This is the mail archive of the
gdb-patches@sourceware.org
mailing list for the GDB project.
Re: async patch (no. 4)
> > I don't know how you can claim to uderstand almost none of it after you
> > suggested to me to use SIGCHLD to interrupt the call to select instead of
> > using threads. I think some of these comments are based on looking at the
> > previous (eponymous) patch (no. 4).
>
> That's the only part of the patch I claim to understand at all. It's
> not that it's unintelligible - it's that I don't understand why any
> given line is necessary. Like, what does async_signal_hook do, and
> why is it called from those particular places? Why does async
> behavior change where we need to claim the terminal? Are the
> quit_flag changes still necessary now that we've done some work on
> QUIT? Why don't the infrun changes break thread handling all over the
> place?
>
> All of these things are the same questions we'd ask for any patch.

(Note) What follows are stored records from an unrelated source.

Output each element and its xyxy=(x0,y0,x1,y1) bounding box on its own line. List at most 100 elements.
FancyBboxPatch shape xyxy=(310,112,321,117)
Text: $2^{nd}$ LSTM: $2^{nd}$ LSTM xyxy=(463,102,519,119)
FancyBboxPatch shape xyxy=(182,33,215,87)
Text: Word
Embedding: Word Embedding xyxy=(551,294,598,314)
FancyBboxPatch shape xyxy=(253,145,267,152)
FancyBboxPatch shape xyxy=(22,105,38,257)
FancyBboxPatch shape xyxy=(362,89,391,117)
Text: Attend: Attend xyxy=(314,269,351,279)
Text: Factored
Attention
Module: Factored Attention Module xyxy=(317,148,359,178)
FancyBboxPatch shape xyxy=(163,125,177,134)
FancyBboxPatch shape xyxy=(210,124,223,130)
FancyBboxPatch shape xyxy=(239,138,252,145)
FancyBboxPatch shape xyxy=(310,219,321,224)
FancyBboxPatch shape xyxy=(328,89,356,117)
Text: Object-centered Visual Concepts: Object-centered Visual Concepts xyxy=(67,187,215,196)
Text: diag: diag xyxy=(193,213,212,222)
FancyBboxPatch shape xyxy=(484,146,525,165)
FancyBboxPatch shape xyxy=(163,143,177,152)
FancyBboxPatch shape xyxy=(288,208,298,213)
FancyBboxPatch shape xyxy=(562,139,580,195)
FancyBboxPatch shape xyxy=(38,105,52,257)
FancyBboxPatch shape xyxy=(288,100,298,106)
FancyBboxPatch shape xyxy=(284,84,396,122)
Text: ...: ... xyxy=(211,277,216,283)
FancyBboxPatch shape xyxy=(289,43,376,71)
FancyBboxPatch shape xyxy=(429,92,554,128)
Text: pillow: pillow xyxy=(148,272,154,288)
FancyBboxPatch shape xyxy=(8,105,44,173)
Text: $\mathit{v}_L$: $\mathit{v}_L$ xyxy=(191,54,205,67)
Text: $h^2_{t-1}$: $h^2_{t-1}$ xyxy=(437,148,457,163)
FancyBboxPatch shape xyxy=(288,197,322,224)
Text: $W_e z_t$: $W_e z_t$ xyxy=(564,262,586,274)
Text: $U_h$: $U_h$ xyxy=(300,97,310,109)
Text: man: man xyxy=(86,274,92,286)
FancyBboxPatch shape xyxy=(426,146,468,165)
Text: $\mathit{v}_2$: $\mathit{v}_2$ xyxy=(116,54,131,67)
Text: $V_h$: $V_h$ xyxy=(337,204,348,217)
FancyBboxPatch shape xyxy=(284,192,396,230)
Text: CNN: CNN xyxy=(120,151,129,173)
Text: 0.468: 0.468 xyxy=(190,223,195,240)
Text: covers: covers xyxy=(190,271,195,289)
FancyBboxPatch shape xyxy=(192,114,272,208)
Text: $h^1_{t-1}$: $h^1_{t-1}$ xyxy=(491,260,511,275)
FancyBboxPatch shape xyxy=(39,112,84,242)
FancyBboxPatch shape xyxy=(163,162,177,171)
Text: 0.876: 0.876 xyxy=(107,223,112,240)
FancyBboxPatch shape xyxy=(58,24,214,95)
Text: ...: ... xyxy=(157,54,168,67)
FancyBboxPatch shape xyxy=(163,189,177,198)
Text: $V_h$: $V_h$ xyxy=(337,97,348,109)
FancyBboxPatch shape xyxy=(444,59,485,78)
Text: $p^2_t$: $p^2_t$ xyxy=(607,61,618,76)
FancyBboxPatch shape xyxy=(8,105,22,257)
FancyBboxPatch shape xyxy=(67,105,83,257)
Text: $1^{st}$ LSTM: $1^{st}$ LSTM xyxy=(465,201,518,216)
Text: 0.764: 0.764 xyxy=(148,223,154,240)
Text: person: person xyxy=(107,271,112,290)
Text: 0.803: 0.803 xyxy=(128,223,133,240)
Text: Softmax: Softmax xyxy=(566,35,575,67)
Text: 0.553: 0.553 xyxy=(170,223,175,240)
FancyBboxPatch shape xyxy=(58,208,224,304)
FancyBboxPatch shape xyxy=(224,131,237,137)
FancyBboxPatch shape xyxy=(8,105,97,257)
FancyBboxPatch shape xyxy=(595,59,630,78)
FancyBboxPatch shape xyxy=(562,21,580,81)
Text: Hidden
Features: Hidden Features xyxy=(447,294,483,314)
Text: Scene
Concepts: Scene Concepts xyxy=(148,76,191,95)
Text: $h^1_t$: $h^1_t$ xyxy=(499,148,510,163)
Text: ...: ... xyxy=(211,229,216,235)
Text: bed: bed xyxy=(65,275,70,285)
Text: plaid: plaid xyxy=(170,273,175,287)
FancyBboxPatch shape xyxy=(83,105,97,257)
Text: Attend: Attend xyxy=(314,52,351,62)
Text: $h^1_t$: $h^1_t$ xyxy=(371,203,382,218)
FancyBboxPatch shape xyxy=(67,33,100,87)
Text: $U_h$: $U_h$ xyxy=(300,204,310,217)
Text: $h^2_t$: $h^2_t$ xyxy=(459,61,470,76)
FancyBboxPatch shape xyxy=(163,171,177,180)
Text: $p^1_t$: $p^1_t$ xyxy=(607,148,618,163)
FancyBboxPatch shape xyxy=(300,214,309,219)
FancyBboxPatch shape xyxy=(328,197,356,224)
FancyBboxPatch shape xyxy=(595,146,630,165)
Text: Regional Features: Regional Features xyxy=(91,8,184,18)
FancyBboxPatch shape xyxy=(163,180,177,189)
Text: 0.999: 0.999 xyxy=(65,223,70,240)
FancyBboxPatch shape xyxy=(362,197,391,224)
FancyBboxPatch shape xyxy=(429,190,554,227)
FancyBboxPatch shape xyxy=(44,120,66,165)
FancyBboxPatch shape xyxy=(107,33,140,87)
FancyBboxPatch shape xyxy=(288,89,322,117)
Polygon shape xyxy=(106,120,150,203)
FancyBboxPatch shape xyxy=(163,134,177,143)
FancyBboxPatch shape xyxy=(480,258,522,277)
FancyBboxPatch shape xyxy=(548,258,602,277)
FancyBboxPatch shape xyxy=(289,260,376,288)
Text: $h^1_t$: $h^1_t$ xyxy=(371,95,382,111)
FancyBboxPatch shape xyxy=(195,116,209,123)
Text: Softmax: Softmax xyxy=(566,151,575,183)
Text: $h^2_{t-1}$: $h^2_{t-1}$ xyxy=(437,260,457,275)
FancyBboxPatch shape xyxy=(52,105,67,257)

Sure, but to be fair I think this is the first time you have asked them.
1) what does async_signal_hook do
Firstly this patch only currently works for Linux. That is because I don't
know enough about other OSes and ISTR that you said others could extend
easily it to them later. For Linux, async_signal_hook is initialised to
linux_nat_signal_hook in _initialize_linux_nat. It is called (with
different arguments) immediately before and after calls to select (or poll,
if appropriate) and only if gdb is invoked with --async (event_loop_p != 0).
On the first call, linux_nat_signal_hook sets up a handler,
async_sigchld_handler, for SIGCHLD, that writes the return value of waitpid
to the file descriptor that linux_nat_fetch_event reads from.
linux_nat_fetch_event is called instead of my_waitpid with an asynchronous
target in linux_nat_wait. On the second call linux_nat_signal_hook
restores the old signal mask.
I'll try to answer the other questions in due course, but I'd like to hear if
you think I'm making sense trying to answer this one first.